不負如來,負了卿,那他的天地如來,還有何用?剩餘不過是慘凄凄的寂滅。
冷月當空,斜窗下,一人坐,一人卧,皆謹慎淺眠。
夢中雨中山水更程,恍惚間天已蒙蒙亮。森嚴偌大的宮城裡,侍人們正趕着張燈結彩烹羊宰牛,一片濃香的熱鬧。
此般喜慶的日子,正是孩兒承膝以表孝心的好時機。然而,此種機會,卻并非每位皇子公主都願意緊抓不放的,起碼蕭煜便是那個例外。
蕭煜自是知曉宮中府中上上下下皆笑逐顔開,他不惱亦不喜,如往常的細水長流般溫潤閑靜。這是屬于他明裡的日子。
而暗裡的日子,正如他此時。慵慵懶懶斜靠窗沿,雲淡風輕之下思慮着陰謀陽謀。偶爾轉眸,看一眼那端坐自在的李容若,嘴角翩然一笑,便又裹起風流外衣來。
一隻喜鵲從半空飛來,安靜地站在一棵鳳凰木上,用喙梳啄着自己的豐羽。輕靈轉頭間,淺淺看了一眼窗内的蕭煜,或許還有内裡日光明滅裡的李容若,便撲棱着翅膀欲起飛了。
蕭煜彈指而去,喜鵲擦過枝末葉兒靜寂墜落。許是宮裡過于喧鬧,使得處于宮外的安王府中那隻喜鵲連落在地上亦不聞任何聲響。
“安王爺真是無情呐。”
李容若原本想望一眼日頭以确定時辰,恰巧見着那一指氣将喜鵲利落打落,不由得揶揄出聲。
蕭煜朝他走去,高大修長的身影将李容若遮擋在陰影裡。鳳眼眸光流轉,自是玩味,道:“與容若公子‘非亡即瞽’相比,本王隻能算是天地一隅罷了。”
容若?調查清楚卻不稱姓不稱字,蕭煜你是多行止不拘之人?他李容若與他,不過是利益交換罷了。他們都知曉。何曾如此親近?

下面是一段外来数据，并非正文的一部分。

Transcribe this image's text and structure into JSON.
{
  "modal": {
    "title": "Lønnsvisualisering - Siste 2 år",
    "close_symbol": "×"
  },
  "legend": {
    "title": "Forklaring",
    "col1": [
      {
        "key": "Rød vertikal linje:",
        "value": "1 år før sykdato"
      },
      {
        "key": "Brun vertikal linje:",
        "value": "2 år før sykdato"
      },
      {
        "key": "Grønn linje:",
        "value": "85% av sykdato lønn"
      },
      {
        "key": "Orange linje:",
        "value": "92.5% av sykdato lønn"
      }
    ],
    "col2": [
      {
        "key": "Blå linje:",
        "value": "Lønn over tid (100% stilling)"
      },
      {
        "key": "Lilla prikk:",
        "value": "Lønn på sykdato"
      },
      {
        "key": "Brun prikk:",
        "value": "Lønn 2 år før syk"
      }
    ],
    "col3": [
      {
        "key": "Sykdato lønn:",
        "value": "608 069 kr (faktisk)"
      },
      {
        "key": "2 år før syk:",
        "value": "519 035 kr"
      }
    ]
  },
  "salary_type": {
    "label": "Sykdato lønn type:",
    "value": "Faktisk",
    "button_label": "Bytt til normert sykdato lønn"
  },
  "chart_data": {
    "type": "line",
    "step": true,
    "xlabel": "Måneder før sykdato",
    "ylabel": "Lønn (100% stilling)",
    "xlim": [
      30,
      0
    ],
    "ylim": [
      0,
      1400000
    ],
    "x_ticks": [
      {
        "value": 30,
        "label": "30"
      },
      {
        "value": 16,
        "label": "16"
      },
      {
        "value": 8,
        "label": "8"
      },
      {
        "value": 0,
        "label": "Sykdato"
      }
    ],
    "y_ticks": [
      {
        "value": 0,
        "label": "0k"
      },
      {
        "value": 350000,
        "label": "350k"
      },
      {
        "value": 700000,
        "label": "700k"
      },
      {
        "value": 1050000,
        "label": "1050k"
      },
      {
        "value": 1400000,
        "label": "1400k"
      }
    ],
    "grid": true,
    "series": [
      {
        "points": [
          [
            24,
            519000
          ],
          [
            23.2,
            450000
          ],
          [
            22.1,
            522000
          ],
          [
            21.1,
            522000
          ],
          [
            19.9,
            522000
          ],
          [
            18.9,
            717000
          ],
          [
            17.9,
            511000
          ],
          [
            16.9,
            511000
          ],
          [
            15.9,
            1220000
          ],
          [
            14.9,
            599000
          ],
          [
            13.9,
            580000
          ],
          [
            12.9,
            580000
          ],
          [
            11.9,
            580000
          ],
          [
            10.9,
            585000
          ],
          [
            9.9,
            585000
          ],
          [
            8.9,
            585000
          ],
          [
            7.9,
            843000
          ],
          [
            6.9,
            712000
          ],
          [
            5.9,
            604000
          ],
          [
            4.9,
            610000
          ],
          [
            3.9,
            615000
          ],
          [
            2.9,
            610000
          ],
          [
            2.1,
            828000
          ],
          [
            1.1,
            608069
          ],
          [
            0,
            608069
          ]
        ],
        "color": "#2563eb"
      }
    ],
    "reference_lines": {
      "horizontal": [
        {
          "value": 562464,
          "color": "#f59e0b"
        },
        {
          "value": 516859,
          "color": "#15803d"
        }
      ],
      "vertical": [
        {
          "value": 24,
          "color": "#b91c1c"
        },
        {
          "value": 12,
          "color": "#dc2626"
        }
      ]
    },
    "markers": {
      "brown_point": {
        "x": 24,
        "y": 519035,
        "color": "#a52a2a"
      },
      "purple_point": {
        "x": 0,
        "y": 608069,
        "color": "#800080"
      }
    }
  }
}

李容若昂首望進他眼眸裡,隻管淡淡笑着。良久,方道:“安王爺的心思,在下大概能了解。與王爺的心思相比,在下亦隻是個人無情罷了。而安王爺,則不然呐。”
李容若分明清楚,蕭煜一動則千軍萬馬死生之地。
蕭煜突覺脊背涼了涼,朝他又靠近一步,冷冷說道:“李公子如何能知這‘不然’?”
李容若眼光散了散,瞧見蕭煜蓄勢待發的手掌,随即翻了個白眼,頗有沒好氣之神态,道:“安王爺何需緊張?安王爺曾經貴為大皇子,如今······做了個安王爺,有名無實,王爺是司馬昭之心路人皆知,又豈獨獨李某知曉?”
“哈哈哈,我這司馬昭,可比那司馬昭窘迫。李公子,可願幫助本王?”
“在下一個鄉野琴師,做不得此等加官進爵之事,還是請安王爺另找賢人罷。”
“養的閑人千千百,賢人卻僅你李容若一個。”
李容若斜他一眼,道:“安王爺這是要養在下?”
“若是日日得以聽琴,修身養性,說不定哪日便寄情山水不理功名不争榮辱,甚至不念紅塵可置生死度外,如此想來,養下李公子,倒亦是好的。”
蕭煜本意雖隻是調侃,然而言語中無奈孤寂卻顯露無疑。人,到了某個境界可以舍名忘利,然真正看透生死并輕視生死的,寥寥無幾。他眼中的郁孤惆怅,如那秋風長空下的單鴻,心有天地,奈何孑然。
李容若不作聲了,推開門,往那香徑深處流連。
大曜向來有養士之風,上至皇宮貴胄,下至芝麻小官。隻要你有需要有能力,便可養士或成為養士。養士一出,天下則風雲萬變矣。多數養士并無颠覆之意,隻願歲月安好。然而各家各派,明裡争搶着所謂正統,所謂顯學,暗裡便牽涉官家政事,如此一來,國之分崩,時間而已。加上廢長立幼,有違天命,民間早已紛紛流出不少宮闱秘事、童謠箴言。又有諸鄰國蠢蠢欲動,自身以及大曜皆不得安甯如劍懸頭上。
時勢如此,蕭煜早已審時度勢行動起來,秘密招賢納士,欲将天下英才收歸帳下用以保命或改命。
蕭煜如此盼望,李容若卻并非如此。
他們,皆要亂世,卻注定形同陌路獨自流離。